The jdbcQuery relation allows you to access databases using a JDBC driver. Note that you need to put an appropriate JDBC driver onto the classpath of Flowman. This can be done by using an appropriate plugin.

Example

# First specify a connection. This can be used by multiple JDBC relations
connections:
  frontend:
    kind: jdbc
    driver: "$frontend_db_driver"
    url: "$frontend_db_url"
    username: "$frontend_db_username"
    password: "$frontend_db_password"

relations:
  lineitem:
    kind: jdbcQuery
    connection: frontend
    sql: "
      SELECT
        CONCAT('DIR_', li.id) AS lineitem,
        li.campaign_id AS campaign,
        IF(c.demand_type_system = 1, 'S', IF(li.demand_type_system = 1, 'S', 'D')) AS demand_type
      FROM
        line_item AS li
      INNER JOIN
        campaign c
        ON c.id = li.campaign_id
    "
    schema:
      kind: inline
      fields:
        - name: lineitem
          type: string
        - name: campaign
          type: long
        - name: demand_type
          type: string

It is also possible to directly embed the connection as follows:

relations:
  frontend_users:
    kind: jdbcQuery
    # Specify the name of the connection to use
    connection:
      kind: jdbc
      driver: "$frontend_db_driver"
      url: "$frontend_db_url"
      username: "$frontend_db_username"
      password: "$frontend_db_password"
    sql: "
      SELECT
        CONCAT('DIR_', li.id) AS lineitem,
        li.campaign_id AS campaign,
        IF(c.demand_type_system = 1, 'S', IF(li.demand_type_system = 1, 'S', 'D')) AS demand_type
      FROM
        line_item AS li
      INNER JOIN
        campaign c
        ON c.id = li.campaign_id
    "

For most cases, it is recommended not to embed the connection, since this prevents reusing the same connection in multiple places.

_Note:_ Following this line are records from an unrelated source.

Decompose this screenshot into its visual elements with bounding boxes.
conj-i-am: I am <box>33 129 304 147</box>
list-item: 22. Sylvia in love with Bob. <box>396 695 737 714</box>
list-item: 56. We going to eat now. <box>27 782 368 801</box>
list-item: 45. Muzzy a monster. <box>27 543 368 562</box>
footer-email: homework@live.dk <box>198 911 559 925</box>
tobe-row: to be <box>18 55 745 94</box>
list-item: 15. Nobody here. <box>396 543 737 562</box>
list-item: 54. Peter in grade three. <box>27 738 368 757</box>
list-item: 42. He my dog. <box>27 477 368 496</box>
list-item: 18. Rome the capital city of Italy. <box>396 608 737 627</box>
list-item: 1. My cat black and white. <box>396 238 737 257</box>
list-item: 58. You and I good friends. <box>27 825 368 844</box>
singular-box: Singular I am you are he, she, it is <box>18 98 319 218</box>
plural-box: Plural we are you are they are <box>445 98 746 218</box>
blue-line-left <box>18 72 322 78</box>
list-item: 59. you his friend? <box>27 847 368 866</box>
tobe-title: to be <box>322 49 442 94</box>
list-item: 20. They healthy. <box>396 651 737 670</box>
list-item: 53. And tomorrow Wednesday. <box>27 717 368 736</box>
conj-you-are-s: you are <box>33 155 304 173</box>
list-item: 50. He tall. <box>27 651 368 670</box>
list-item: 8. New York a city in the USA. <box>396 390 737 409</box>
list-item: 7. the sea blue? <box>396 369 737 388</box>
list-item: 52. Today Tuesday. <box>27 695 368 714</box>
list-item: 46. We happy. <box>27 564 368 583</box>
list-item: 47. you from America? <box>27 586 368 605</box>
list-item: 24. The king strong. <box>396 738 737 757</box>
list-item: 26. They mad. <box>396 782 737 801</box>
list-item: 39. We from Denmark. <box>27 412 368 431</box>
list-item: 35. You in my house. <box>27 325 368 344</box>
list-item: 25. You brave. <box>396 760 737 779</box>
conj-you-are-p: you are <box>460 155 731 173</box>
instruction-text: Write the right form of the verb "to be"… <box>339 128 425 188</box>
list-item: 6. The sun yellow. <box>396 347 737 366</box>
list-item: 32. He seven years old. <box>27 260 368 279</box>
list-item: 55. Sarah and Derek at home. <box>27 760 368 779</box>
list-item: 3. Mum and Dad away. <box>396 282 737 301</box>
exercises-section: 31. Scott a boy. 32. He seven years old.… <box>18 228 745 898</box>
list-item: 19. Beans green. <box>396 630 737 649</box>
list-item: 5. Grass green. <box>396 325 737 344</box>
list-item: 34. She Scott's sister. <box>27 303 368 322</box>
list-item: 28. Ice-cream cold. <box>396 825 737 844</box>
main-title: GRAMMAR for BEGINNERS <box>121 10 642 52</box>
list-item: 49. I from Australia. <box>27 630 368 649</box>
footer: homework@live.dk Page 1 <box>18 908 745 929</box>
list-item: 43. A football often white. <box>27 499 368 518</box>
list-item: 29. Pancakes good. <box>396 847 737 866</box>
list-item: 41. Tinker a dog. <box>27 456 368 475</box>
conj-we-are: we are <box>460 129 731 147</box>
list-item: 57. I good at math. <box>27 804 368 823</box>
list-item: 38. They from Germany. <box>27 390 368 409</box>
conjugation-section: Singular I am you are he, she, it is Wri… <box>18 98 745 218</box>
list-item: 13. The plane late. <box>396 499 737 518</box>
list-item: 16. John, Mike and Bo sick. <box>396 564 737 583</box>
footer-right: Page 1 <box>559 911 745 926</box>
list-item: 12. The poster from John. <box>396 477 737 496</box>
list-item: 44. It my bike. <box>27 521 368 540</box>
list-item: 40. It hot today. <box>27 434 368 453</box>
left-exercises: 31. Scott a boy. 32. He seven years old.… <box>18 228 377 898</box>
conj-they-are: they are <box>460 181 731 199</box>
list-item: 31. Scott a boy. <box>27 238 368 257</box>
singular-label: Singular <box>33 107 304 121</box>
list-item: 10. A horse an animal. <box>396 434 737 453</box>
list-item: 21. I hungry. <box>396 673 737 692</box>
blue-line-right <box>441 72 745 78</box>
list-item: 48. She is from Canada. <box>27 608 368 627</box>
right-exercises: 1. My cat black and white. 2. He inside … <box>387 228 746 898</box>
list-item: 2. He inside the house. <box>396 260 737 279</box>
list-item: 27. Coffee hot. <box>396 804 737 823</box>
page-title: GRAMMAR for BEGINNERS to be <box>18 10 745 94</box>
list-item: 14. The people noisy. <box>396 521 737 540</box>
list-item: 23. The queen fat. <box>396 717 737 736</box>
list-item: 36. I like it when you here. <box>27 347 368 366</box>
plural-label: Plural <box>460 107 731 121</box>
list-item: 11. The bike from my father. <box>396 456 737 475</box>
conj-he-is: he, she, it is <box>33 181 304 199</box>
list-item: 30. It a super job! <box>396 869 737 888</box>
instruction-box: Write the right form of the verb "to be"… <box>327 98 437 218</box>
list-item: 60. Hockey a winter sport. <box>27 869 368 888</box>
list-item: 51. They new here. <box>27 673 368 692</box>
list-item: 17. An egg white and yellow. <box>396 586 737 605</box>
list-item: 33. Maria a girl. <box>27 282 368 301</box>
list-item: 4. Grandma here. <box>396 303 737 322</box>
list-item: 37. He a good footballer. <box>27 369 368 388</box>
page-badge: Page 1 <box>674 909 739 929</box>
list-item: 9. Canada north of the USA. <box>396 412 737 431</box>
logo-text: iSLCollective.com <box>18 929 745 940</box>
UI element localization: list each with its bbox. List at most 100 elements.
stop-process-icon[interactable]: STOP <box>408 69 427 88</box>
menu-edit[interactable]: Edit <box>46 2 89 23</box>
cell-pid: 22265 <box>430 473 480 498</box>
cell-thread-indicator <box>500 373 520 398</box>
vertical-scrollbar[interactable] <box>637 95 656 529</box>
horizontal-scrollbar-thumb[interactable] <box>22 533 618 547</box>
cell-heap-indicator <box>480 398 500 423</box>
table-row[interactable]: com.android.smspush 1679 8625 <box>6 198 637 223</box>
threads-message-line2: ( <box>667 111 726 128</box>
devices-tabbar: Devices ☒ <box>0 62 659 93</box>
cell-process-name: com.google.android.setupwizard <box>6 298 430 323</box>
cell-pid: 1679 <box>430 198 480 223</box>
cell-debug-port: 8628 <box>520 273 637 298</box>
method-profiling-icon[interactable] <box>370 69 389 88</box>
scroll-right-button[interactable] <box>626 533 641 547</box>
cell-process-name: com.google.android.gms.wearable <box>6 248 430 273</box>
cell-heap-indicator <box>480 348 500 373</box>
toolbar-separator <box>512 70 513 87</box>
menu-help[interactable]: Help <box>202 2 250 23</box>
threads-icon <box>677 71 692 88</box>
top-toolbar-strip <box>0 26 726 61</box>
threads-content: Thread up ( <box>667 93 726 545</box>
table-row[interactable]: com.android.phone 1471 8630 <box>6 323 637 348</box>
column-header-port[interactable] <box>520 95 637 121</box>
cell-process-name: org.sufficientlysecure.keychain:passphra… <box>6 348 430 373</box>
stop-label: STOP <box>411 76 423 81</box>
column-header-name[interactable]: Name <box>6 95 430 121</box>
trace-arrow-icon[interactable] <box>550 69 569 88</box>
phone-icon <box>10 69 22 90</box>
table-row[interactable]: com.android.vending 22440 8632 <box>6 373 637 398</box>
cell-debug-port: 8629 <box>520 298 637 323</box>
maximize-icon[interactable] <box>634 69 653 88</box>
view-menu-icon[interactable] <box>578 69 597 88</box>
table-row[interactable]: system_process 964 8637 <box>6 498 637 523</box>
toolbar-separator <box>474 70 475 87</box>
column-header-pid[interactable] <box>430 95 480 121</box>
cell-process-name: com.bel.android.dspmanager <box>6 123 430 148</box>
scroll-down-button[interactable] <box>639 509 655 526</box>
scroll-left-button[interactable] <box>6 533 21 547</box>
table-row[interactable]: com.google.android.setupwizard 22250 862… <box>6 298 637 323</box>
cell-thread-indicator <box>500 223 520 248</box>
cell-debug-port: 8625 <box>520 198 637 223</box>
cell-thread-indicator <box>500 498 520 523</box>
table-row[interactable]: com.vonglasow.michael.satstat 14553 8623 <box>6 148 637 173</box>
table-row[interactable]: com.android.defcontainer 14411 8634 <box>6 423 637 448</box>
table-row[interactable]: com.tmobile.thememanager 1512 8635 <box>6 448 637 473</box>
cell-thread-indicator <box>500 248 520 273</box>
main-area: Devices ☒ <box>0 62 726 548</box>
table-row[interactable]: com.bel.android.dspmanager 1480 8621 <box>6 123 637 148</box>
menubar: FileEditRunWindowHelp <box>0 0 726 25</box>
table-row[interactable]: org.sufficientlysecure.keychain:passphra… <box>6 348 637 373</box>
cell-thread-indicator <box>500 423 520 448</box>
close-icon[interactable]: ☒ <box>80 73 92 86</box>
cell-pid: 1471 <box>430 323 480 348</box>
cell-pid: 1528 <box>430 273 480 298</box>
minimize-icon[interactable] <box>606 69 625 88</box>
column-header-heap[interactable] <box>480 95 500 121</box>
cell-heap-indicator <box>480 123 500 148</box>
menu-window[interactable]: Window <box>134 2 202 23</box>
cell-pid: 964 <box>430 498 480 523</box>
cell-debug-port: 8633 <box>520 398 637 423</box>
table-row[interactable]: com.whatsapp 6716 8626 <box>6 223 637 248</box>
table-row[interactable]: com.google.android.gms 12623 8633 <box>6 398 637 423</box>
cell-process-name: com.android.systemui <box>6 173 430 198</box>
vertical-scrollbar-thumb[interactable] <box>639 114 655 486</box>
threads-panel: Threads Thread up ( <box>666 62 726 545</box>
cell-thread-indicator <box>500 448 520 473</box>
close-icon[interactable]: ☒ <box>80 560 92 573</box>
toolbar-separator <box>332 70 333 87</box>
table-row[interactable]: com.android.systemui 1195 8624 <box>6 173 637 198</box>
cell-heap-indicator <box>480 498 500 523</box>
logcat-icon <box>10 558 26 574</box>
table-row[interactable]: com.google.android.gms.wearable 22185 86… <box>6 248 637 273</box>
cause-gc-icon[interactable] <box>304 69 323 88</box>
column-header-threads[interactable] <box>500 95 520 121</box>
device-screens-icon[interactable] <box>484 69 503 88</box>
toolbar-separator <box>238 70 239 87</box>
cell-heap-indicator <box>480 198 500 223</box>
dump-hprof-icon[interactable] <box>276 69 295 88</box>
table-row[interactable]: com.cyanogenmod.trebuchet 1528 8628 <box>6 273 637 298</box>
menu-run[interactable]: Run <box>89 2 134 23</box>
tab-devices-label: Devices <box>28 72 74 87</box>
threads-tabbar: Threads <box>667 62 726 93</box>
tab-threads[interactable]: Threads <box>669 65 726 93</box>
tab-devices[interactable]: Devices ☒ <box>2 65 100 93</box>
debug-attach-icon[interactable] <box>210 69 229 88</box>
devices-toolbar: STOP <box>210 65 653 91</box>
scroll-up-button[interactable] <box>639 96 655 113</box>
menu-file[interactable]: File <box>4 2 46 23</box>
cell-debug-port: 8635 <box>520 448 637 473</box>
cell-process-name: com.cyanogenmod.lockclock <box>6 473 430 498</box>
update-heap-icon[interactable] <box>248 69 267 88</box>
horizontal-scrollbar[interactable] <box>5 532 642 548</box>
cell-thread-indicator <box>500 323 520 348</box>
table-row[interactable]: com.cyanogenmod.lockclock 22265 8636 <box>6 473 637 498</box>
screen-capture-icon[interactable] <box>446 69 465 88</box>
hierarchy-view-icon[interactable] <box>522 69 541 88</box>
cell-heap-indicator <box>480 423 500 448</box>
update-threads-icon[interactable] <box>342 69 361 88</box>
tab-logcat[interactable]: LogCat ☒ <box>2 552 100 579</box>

The schema is still optional in this case, but it will help mocking the relation for unittests.

Fields

kind (mandatory) (type: string): jdbcQuery
schema (optional) (type: schema) (default: empty): Explicitly specifies the schema of the JDBC source. Alternatively Flowman will automatically try to infer the schema.
description (optional) (type: string) (default: empty): A description of the relation. This is purely for informational purpose.
connection (mandatory) (type: string): The connection field specifies the name of a Connection object which has to be defined elsewhere.
sql (optional) (type: string): This property specifies the SQL query which will be executed by the database for retrieving data. Of course, then only read operations are possible. Since the SQL is directly forwarded to the database, you also need to use the SQL dialect of the corresponding database. Cannot be used together with file.
file (optional) (string) (default: empty): Contains the name of a file containing SQL code of the Hive query. Cannot be used together with sql.
properties (optional) (type: map:string) (default: empty): Specifies any additional properties passed to the JDBC connection. Note that both the JDBC relation and the JDBC connection can define properties. So it is advisable to define all common properties in the connection and more table specific properties in the relation. The connection properties are applied first, then the relation properties. This means that a relation property can overwrite a connection property if it has the same name.

Schema Conversion

The JDBC relation fully supports automatic schema conversion on input and output operations as described in the corresponding section of relations.

Output Modes

The jdbcQuery relation does not support write operations.

Remarks

Mocking JDBC relations

Note that Flowman will rely on schema inference in some important situations, like mocking and generally for describing the schema of a relation. This might create unwanted connections to the physical data source, particular in case of self-contained tests. To prevent Flowman from creating a connection to the physical data source, you simply need to explicitly specify a schema, which will then be used instead of the physical schema in all situations where only schema information is required.